昨年はリードに繋留していたけれど、今年は仔犬の頃使用していたサークルを引っ張り出して、使用することにした。
クレートは、体温がこもるので使わない。第一、普段は車に乗せているから汚れているし、毎晩2階に運び上げるのも面倒くさい。
サークルは床に固定されてるわけではないので、あのコのいつもの“へそ天の大股開き”で寄りかかられると倒れてしまう。また、何かとダンナに覗き込まれるオイのプライバシー保護も考えて、重石と目隠し用に、踏み台やら収納箱だのでサークルを囲んでやった。
結果、学生紛争のバリケードのようなサークルになった。
最近、花火や雷、爆竹の災難の憂き目にあっているオイである。今日も夕立に激しい雷雨があった。人間の方は、さっぱり!夏はこうでなくっちゃねぇ!であるが、オイの方はヨダレを垂らし、ブルブル震えていた。
目が完全にいってます。へへへ。ヒクヒク
そういうただ事ならぬ精神状態がそうさせるのか、真夜中にサークルの中でガタガタ動き出す事がある。ヒックヒックと哀しげな寝言も言う。
そして朝方にはぐっすり眠りに落ちるらしく、『起きなさい』と声をかけても、大股開きのまま、ボケーとしていたりする。

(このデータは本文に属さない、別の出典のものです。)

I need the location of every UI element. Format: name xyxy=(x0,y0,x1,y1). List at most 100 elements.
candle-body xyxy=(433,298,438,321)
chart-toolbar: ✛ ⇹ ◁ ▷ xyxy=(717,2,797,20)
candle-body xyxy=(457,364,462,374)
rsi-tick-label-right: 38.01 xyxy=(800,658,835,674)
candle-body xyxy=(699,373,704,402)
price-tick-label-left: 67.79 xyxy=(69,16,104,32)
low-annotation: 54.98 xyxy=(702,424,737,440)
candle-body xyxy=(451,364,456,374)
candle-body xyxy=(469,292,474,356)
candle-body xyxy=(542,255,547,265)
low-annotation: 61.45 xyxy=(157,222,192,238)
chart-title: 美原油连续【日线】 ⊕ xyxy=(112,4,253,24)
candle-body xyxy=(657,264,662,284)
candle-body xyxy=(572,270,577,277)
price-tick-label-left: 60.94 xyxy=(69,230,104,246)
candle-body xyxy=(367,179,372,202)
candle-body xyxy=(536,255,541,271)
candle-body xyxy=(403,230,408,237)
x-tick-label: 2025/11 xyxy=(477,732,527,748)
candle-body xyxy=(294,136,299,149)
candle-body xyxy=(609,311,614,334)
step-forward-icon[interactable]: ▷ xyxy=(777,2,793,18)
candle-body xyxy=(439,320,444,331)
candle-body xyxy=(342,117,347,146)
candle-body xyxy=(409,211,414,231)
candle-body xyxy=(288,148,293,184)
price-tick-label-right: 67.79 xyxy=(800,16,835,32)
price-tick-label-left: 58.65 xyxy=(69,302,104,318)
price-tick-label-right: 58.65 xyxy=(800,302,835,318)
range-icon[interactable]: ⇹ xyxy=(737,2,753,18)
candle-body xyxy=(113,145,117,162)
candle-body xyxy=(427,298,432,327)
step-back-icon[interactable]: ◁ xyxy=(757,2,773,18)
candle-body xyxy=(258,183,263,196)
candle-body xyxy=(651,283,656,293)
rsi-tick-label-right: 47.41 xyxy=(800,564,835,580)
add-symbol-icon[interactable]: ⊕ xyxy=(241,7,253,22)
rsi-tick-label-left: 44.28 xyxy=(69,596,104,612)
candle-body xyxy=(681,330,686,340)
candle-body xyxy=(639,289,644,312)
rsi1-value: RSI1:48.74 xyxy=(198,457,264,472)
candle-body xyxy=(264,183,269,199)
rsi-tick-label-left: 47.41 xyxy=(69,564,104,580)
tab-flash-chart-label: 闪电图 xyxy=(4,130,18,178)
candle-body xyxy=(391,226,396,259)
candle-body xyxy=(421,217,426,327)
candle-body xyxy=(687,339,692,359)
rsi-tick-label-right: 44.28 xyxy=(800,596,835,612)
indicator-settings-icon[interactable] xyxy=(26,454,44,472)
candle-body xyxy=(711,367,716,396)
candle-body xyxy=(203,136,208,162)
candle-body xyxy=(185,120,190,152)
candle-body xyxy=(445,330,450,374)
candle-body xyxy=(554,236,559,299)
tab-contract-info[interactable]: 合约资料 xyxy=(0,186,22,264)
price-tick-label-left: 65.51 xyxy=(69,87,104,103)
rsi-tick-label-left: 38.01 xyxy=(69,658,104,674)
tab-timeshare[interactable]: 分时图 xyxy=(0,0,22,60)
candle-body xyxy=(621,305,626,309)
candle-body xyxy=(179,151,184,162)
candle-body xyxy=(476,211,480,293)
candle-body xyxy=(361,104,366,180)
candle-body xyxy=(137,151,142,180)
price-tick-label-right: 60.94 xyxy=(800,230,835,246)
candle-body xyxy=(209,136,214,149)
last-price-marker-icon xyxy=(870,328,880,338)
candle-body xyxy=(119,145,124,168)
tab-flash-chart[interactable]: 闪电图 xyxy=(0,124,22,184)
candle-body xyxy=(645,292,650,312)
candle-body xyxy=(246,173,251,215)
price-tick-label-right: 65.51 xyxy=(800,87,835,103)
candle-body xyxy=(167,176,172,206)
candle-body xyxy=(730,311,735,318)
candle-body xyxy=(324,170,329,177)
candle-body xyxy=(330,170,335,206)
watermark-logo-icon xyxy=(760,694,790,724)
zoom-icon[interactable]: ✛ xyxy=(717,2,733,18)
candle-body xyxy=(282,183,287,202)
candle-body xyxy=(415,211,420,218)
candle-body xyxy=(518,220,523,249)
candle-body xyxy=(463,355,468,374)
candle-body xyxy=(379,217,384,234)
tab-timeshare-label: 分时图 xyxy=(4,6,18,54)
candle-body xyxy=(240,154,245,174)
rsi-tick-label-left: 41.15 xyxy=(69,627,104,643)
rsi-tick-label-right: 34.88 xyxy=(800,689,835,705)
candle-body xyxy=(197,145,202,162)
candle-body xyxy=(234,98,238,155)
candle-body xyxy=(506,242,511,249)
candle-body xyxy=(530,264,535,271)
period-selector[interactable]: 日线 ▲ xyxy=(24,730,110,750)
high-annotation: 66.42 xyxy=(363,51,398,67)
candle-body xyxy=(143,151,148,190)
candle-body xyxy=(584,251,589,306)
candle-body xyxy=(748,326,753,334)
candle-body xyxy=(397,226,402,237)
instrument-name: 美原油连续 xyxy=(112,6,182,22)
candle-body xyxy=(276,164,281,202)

(自分なりに)獅子奮闘していた頃には、オイを呼ぶ声色も、いつも気にして男のように振舞った。ケージから出す様は、まるで衛兵の儀式のようだった。
今は普通。ただ自分の腹の奥に1本、ケジメだけつけておけば、それでいいと思っている。もっと昔の私はこれが徹底的に欠けていたのだ。
去年の夏はまったくオイに出来なかった湿疹が、今年は少し出来てしまった。オイと自分に負荷が足りないのだと思う。しかし、今は、一番大変な日でも、公園の木陰のベンチで、ゆったりと、走り回って遊んでる犬を見学して帰ってくるだけ。それだけ。
今夜もバリケードの中でオイは眠る。グフ〜と鼻息を立てて。
蝉を追いかけたこと。
怖い雷。
一口、父さんからもらったパイナップル。
どの夢を見るのか。
父さんには困ったねぇという、“あのシト”の困り顔か。
あのシトが一番、困らせるのか。